# Install on Spark

Dataflint is implemented as a spark-plugin and spark plugins can be installed in variety of ways, all installation options should take no more than a few minutes to implement.

{% hint style="info" %}
Dataflint installation is very similar to other spark libraries such as deltalake and iceberg
{% endhint %}

{% hint style="info" %}
In case you have long conditions in your queries, consider increasing the config *spark.sql.maxMetadataStringLength* to **1000,** so spark will log your filter/select/join conditions without trancating them
{% endhint %}

{% hint style="warning" %}

### For Spark 4.0 users: **Replace spark\_2.12 in the artifact/package name to dataflint\_spark4\_2.13**

**For example:** libraryDependencies += "io.dataflint" %% "dataflint\_spark4\_2.13" % "0.8.8"

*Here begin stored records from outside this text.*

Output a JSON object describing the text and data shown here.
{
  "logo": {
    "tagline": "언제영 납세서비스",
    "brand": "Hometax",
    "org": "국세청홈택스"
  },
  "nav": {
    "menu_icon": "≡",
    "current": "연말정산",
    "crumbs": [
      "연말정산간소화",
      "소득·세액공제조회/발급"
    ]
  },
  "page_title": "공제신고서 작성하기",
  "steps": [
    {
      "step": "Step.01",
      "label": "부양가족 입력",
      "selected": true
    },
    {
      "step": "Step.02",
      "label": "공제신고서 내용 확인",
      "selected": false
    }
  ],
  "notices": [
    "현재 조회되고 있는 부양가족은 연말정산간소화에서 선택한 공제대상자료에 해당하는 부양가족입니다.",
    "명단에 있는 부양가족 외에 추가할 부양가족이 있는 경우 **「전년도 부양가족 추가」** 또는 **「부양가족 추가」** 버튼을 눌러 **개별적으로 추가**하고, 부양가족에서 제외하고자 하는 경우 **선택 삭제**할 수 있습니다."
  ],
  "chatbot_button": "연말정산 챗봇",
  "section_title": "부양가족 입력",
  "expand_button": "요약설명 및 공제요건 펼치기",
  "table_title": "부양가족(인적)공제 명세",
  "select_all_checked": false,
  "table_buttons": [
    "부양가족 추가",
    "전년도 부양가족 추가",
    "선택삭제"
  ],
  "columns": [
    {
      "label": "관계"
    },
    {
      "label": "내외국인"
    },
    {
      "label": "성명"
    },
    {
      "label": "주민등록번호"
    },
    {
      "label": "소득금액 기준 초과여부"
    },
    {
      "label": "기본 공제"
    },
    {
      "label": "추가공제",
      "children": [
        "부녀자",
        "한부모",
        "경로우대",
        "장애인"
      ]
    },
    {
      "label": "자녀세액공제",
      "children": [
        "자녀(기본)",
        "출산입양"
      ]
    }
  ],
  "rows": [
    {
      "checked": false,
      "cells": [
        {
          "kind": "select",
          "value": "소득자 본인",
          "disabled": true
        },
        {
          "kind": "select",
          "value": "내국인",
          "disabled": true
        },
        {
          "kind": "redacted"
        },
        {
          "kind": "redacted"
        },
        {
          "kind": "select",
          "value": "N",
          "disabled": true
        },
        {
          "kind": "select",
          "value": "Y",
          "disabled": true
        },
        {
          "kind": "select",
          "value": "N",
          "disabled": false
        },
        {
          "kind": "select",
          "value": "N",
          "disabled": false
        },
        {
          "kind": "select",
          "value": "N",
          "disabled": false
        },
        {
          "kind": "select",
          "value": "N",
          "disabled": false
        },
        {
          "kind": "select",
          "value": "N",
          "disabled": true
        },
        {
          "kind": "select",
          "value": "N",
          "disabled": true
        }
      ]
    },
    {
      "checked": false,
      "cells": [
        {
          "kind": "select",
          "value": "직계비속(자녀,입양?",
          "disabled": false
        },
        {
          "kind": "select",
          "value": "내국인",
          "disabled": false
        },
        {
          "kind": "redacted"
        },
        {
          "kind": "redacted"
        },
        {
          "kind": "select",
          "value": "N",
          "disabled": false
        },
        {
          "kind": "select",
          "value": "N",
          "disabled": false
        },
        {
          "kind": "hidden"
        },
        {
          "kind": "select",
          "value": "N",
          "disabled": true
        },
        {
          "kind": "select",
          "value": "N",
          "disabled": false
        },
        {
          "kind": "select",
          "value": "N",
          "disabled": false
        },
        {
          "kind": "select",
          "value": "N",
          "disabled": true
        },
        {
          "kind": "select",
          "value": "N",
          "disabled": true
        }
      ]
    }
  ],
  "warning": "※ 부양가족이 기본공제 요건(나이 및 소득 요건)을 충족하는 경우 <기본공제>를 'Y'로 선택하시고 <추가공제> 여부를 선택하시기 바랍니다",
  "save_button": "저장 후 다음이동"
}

For package name: io.dataflint:dataflint\_spark4\_2.13:0.8.8
{% endhint %}

{% hint style="warning" %}
**For Scala 2.13** **users**: replace artifactId spark\_2.12 to spark\_2.13
{% endhint %}

{% hint style="warning" %}
For Iceberg support, add set **`spark.dataflint.iceberg.autoCatalogDiscovery`** to **`true`** for iceberg write metrics support. For more details, see [apache-iceberg](https://dataflint.gitbook.io/dataflint-for-spark/integrations/apache-iceberg "mention").
{% endhint %}

### Option 1: With package installation and code changes (Scala only)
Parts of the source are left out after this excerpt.